Summary: Spam to API server is causing too many etcd writes
Product: OpenShift Container Platform Reporter: Derek Carr <decarr>
Component: NodeAssignee: Derek Carr <decarr>
Status: CLOSED ERRATA QA Contact: Mike Fiedler <mifiedle>
Severity: unspecified Docs Contact:
Priority: unspecified    
Version: 3.6.0CC: aos-bugs, eparis, jokerman, mifiedle, mmccomas, sross, xtian
Target Milestone: ---   
Target Release: 3.7.0   
Hardware: Unspecified   
OS: Unspecified   
Whiteboard:
Fixed In Version: Doc Type: Enhancement
Doc Text:
Feature: control event spam to masters Reason: internal controllers can send large numbers of events when an object is unable to reach its desired state. in large clusters, this can cause excessive writes to etcd. Result: event client has been updated to protect against spamming master components. objects have an initial event budget of 25 events with a refill rate of 1 event every 5 minutes. this controls traffic to the masters and reduces writes to etcd.
Story Points: ---
Clone Of:
: 1467022 (view as bug list) Environment:
Last Closed: 2017-11-28 21:59:33 UTC Type: Bug
Regression: --- Mount Type: ---
Documentation: --- CRM:
Verified Versions: Category: ---
oVirt Team: --- RHEL 7.3 requirements from Atomic Host:
Cloudforms Team: --- Target Upstream Version:
Bug Depends On:    
Bug Blocks: 1467022    

Description Derek Carr 2017-06-30 19:34:03 UTC
Description of problem:

A large cluster with either of the following:

1. a large amount of HPAs
2. a large amount of pods that are always unhealthy

is causing too many writes to the API server and inducing excessive snapshot of etcd.

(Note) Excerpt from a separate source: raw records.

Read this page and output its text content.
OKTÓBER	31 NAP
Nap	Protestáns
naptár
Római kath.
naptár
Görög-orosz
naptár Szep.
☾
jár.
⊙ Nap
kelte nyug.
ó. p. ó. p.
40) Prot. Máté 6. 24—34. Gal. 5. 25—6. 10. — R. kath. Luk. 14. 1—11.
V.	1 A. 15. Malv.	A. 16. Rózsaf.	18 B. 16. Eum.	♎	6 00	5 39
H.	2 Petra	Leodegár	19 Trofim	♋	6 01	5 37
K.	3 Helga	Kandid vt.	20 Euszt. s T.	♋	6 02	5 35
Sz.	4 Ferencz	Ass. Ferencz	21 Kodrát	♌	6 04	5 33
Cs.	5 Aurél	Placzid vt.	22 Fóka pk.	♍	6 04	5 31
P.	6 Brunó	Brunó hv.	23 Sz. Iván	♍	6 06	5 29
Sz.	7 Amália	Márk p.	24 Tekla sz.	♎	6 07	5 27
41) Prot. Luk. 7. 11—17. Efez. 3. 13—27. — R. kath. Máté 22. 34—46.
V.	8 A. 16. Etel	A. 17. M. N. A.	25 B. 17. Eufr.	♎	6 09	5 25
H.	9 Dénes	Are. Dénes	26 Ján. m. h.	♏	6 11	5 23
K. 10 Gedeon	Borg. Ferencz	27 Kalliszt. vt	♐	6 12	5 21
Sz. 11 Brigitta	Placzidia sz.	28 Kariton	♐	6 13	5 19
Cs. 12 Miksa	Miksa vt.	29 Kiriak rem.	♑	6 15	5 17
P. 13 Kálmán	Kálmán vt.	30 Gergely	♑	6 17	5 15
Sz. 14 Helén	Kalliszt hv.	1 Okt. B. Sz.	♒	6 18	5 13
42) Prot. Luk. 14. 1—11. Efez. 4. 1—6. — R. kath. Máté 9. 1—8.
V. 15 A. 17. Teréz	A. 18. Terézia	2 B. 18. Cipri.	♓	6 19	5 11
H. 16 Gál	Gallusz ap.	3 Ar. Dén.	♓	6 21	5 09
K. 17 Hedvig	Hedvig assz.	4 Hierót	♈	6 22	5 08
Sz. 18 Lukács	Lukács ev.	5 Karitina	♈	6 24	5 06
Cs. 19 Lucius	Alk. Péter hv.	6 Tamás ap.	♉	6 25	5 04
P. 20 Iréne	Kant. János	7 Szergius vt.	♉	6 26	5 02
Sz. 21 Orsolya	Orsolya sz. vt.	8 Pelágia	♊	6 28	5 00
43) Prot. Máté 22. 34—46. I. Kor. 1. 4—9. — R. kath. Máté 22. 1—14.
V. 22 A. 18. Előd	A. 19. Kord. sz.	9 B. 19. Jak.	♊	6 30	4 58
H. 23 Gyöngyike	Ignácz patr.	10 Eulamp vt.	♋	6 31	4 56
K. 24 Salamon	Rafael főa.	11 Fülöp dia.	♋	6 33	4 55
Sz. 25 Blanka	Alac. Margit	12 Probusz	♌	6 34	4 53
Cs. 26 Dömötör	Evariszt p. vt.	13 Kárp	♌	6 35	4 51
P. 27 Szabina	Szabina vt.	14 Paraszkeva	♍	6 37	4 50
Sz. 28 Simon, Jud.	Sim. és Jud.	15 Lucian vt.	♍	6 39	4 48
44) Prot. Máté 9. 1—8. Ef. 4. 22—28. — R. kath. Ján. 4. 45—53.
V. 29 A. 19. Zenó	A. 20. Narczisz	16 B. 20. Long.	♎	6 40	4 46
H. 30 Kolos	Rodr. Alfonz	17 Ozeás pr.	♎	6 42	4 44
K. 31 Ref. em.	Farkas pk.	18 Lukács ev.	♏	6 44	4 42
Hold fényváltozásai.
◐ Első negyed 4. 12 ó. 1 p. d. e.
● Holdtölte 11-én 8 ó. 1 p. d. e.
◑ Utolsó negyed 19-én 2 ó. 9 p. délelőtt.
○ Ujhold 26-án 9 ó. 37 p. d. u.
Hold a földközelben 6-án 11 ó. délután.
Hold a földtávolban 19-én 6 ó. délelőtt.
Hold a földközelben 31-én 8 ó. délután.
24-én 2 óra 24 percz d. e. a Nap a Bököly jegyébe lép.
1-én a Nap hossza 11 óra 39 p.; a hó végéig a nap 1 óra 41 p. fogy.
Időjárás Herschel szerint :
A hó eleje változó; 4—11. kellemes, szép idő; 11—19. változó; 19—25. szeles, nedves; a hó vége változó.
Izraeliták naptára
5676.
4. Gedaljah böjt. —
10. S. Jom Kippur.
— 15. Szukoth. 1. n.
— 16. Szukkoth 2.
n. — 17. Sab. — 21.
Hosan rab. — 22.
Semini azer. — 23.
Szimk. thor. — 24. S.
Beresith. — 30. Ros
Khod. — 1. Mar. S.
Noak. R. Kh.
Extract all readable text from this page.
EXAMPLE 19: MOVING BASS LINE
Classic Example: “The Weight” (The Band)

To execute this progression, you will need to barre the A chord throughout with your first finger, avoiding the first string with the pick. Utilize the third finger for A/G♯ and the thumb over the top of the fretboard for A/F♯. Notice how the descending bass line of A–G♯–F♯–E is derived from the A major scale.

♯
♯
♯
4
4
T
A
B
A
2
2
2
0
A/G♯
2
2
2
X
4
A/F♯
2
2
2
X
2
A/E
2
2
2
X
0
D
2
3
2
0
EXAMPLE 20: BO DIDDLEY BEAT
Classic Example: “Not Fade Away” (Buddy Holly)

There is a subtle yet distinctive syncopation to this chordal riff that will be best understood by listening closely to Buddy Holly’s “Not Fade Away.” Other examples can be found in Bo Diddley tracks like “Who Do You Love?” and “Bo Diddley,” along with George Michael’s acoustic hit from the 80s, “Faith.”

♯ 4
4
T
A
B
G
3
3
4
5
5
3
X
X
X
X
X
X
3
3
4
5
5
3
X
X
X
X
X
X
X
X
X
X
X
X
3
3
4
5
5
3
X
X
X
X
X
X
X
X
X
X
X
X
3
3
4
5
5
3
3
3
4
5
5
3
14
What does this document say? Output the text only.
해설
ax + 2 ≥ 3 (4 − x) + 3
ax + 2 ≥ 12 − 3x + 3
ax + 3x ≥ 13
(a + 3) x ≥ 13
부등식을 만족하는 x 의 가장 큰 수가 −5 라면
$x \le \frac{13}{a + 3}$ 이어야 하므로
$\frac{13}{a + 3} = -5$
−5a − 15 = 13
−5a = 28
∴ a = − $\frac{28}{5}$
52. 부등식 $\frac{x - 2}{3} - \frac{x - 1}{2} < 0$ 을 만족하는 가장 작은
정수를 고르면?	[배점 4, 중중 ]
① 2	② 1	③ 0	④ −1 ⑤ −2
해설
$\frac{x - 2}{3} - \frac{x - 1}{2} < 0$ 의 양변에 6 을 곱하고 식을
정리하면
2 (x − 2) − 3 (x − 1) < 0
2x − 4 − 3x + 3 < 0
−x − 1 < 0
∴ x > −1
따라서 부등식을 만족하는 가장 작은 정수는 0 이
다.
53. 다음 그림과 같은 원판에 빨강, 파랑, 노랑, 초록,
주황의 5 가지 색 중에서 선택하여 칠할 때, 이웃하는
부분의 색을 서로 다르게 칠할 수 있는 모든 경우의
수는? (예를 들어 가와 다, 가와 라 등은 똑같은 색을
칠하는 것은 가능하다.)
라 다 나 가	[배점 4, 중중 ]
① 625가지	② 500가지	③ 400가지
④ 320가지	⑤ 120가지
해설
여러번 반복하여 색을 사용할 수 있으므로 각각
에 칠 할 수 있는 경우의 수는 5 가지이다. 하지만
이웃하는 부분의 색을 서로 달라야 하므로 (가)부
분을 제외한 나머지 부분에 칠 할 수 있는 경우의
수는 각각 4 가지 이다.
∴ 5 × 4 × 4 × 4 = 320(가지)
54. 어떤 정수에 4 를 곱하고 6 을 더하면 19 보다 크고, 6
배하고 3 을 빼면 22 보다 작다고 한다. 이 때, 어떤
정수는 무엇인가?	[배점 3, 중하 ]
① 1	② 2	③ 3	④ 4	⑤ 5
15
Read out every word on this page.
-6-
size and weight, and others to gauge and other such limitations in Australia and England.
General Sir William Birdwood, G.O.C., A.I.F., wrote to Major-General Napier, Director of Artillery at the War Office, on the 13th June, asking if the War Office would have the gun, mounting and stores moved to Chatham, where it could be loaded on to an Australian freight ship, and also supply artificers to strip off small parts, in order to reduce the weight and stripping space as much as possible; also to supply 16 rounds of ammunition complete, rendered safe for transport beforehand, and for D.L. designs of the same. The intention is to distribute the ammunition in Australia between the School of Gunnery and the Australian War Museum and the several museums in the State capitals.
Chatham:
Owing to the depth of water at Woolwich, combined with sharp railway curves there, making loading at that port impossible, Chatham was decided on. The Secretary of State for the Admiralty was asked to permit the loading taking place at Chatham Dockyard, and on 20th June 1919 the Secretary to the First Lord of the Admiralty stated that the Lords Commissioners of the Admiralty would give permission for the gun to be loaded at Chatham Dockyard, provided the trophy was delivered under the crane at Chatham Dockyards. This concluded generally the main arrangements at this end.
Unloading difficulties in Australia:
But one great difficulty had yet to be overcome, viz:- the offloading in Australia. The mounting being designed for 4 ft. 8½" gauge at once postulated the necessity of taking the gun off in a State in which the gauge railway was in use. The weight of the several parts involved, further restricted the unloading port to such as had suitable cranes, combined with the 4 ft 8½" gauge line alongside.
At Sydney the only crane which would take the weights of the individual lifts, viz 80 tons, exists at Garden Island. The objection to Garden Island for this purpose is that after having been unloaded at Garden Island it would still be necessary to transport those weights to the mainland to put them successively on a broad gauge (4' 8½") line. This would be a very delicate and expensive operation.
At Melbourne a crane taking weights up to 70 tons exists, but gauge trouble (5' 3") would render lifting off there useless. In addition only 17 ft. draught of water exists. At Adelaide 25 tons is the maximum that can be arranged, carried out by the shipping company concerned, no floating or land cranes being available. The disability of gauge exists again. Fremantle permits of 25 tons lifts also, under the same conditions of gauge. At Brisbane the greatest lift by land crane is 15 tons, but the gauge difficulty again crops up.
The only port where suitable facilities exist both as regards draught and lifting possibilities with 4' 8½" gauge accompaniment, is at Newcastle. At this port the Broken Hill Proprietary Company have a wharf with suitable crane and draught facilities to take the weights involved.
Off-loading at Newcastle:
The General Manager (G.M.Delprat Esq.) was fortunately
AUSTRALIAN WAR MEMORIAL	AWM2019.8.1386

Version-Release number of selected component (if applicable):
OCP 3.6.0

How reproducible:
Always

Steps to Reproduce:
See above

Actual results:
spam should be reduced to masters

Expected results:
HPA should only send status updates if status changes
Pods in perpetual failure status should not spam masters with events

Additional info:

Comment 1 Derek Carr 2017-06-30 20:28:27 UTC
Two fixes were identified:

https://github.com/openshift/origin/pull/14747

this sets a budget of events about an object.
per source+object event budget of 25 burst with refill of 1 every 5 minutes.
it will reduce the long tail of events sent about objects in perpetual failure states (pod in crash loop backoff, controllers denied by quota, etc.).

https://github.com/openshift/origin/pull/14529
HPA only sends status updates if status changes.

Comment 2 Eric Paris 2017-07-01 20:14:14 UTC
I'm using this bz to track only 
https://github.com/openshift/origin/pull/14747

The HPA fix is tracked in 1467022

Comment 4 DeShuai Ma 2017-07-05 08:06:22 UTC
Hi Mike, help verify the bug, thanks.

Comment 5 Mike Fiedler 2017-07-06 21:01:00 UTC
Verified during an event storm caused by misconfigured DNS.  api servers were not getting unique PUTs for each event recorded by the kubelet.   v3.6.126.1

Comment 9 errata-xmlrpc 2017-11-28 21:59:33 UTC
Since the problem described in this bug report should be
resolved in a recent advisory, it has been closed with a
resolution of ERRATA.

For information on the advisory, and where to find the updated
files, follow the link below.

If the solution does not work for you, open a new bug report.

https://access.redhat.com/errata/RHSA-2017:3188